Added: Yes, the question came from a woman in the audience, but it was stupid and sexist.
Added update:
Maria Luisa, the UNLV student who asked Hillary Clinton whether she preferred "diamonds or pearls" at last night's debate wrote on her MySpace page this morning that CNN forced her to ask the frilly question instead of a pre-approved query about the Yucca Mountain nuclear waste repository.
"Every single question asked during the debate by the audience had to be approved by CNN," Luisa writes. "I was asked to submit questions including "lighthearted/fun" questions. I submitted more than five questions on issues important to me. I did a policy memo on Yucca Mountain a year ago and was the finalist for the Truman Scholarship. For sure, I thought I would get to ask the Yucca question that was APPROVED by CNN days in advance."
Your media at work...
5 comments:
No pearl necklace/Monica Lewinsky jokes then?
What a mess those "debates" are!
It just plain moronic, but I'm assuming the questioner went for a laugh rather than substance.
I think this is the equivalent of the "boxers or briefs" question posed to then-candidate Bill Clinton when he was on that stupid MTV question-and-answer show in 1991 or '92.
And, it's not as if I wouldn't be sort of interested to hear what HC would choose: diamonds or pearls - and why, at some appropriate point. It's just that any candidates opinion on such fluff is not important given the myriad of problems facing our country today.
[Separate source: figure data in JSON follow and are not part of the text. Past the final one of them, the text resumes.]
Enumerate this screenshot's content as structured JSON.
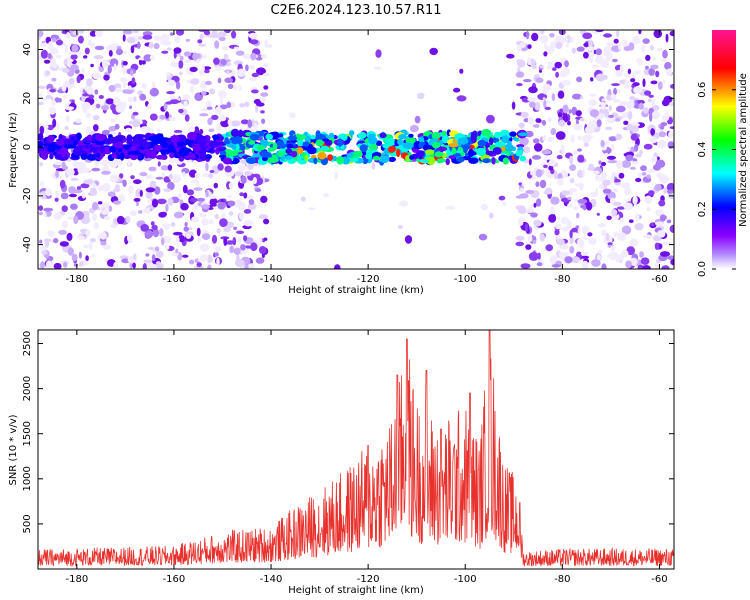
{
  "title": "C2E6.2024.123.10.57.R11",
  "colors": {
    "snr_line": "#e8312c",
    "frame": "#000000"
  },
  "chart_data": [
    {
      "type": "heatmap",
      "xlabel": "Height of straight line (km)",
      "ylabel": "Frequency (Hz)",
      "xlim": [
        -188,
        -57
      ],
      "ylim": [
        -50,
        48
      ],
      "x_ticks": [
        -180,
        -160,
        -140,
        -120,
        -100,
        -80,
        -60
      ],
      "y_ticks": [
        -40,
        -20,
        0,
        20,
        40
      ],
      "colorbar": {
        "label": "Normalized spectral amplitude",
        "range": [
          0.0,
          0.8
        ],
        "ticks": [
          "0.0",
          "0.2",
          "0.4",
          "0.6"
        ],
        "tick_values": [
          0.0,
          0.2,
          0.4,
          0.6
        ],
        "colormap": [
          "#ffffff",
          "#8b00ff",
          "#0000ff",
          "#00ffff",
          "#00ff00",
          "#ffff00",
          "#ff0000",
          "#ff1493"
        ]
      },
      "features": {
        "signal_band_center_hz": 0,
        "signal_band_x_range_km": [
          -188,
          -88
        ],
        "quiet_region_x_range_km": [
          -140,
          -89
        ],
        "noise_regions_km": [
          [
            -188,
            -141
          ],
          [
            -89,
            -57
          ]
        ]
      }
    },
    {
      "type": "line",
      "xlabel": "Height of straight line (km)",
      "ylabel": "SNR (10 * v/v)",
      "xlim": [
        -188,
        -57
      ],
      "ylim": [
        0,
        2650
      ],
      "x_ticks": [
        -180,
        -160,
        -140,
        -120,
        -100,
        -80,
        -60
      ],
      "y_ticks": [
        500,
        1000,
        1500,
        2000,
        2500
      ],
      "series": [
        {
          "color": "#e8312c",
          "envelope_x": [
            -188,
            -160,
            -150,
            -140,
            -135,
            -130,
            -125,
            -120,
            -115,
            -112,
            -110,
            -105,
            -100,
            -97,
            -95,
            -92,
            -89,
            -88,
            -80,
            -70,
            -57
          ],
          "envelope_y": [
            220,
            260,
            420,
            480,
            700,
            900,
            1100,
            1400,
            1700,
            2550,
            1900,
            1650,
            1850,
            1450,
            2650,
            1200,
            1000,
            200,
            230,
            230,
            230
          ],
          "peaks": [
            {
              "x": -112,
              "y": 2550
            },
            {
              "x": -114,
              "y": 2150
            },
            {
              "x": -108,
              "y": 2200
            },
            {
              "x": -95,
              "y": 2650
            },
            {
              "x": -99,
              "y": 1950
            },
            {
              "x": -120,
              "y": 1370
            },
            {
              "x": -105,
              "y": 1550
            }
          ]
        }
      ]
    }
  ]
}
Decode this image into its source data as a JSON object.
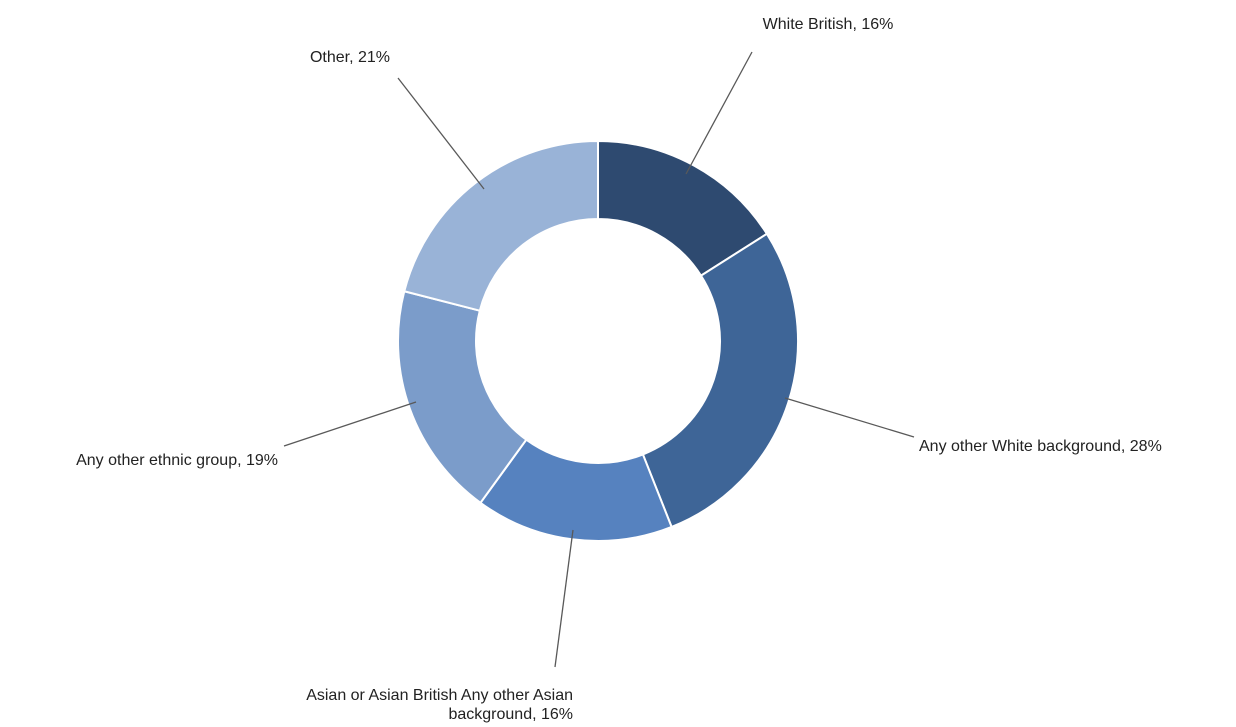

Tell me about a universal health-care plan for ALL Americans, a plan for reversing our preemptive force doctrine, a plan for restoring diplomacy as our first means in foreign policy, a plan for restoring habeaus corpus and an affirmation of the rights enshrined to all citizens of the world in the Geneva convention, a real plan for national security that focuses on port security, a plan for energy security - specifically in regards to alternative/sustainable energy sources, a plan for reinstituting the "fairness doctrine" into public policy, a plan for a plan for revamping opportunities for education, a plan for re-instituting checks and balances into our government; tell me about plans to reduce government corruption and fraudulent cronyism, or a plan for instituting real telecomm and privacy security for the American public, plans to rebuild the American dollar or plans to rebuild the image of America around the world (without the vapidity of Karen Hughes).
Tell me all of that, down to the last nut-n-bolt detail. It'll take longer than a 10-second soundbite, trust me. And then, after all that, then I'll maybe know you well enough to care about your opinion on diamonds v. pearls, boxer v. briefs, or thongs v. crotchless.
Until then, don't bother dignifying idiotic questioners with an answer.
A-and, as a follow-up, I just heard on CNN that the questioner was told to ask that question by CNN. If so, shame on her for not asking her original question about Yucca Mtn. repository. But shame, death, and a life in hell everlasting for all CNN employees that participated in the debate for trying to rig the damn thing in the first place.
Bring back the League of Women Voters debates! At least they weren't so clearly cronyistic and one-sided.
I've updated the post with her statement.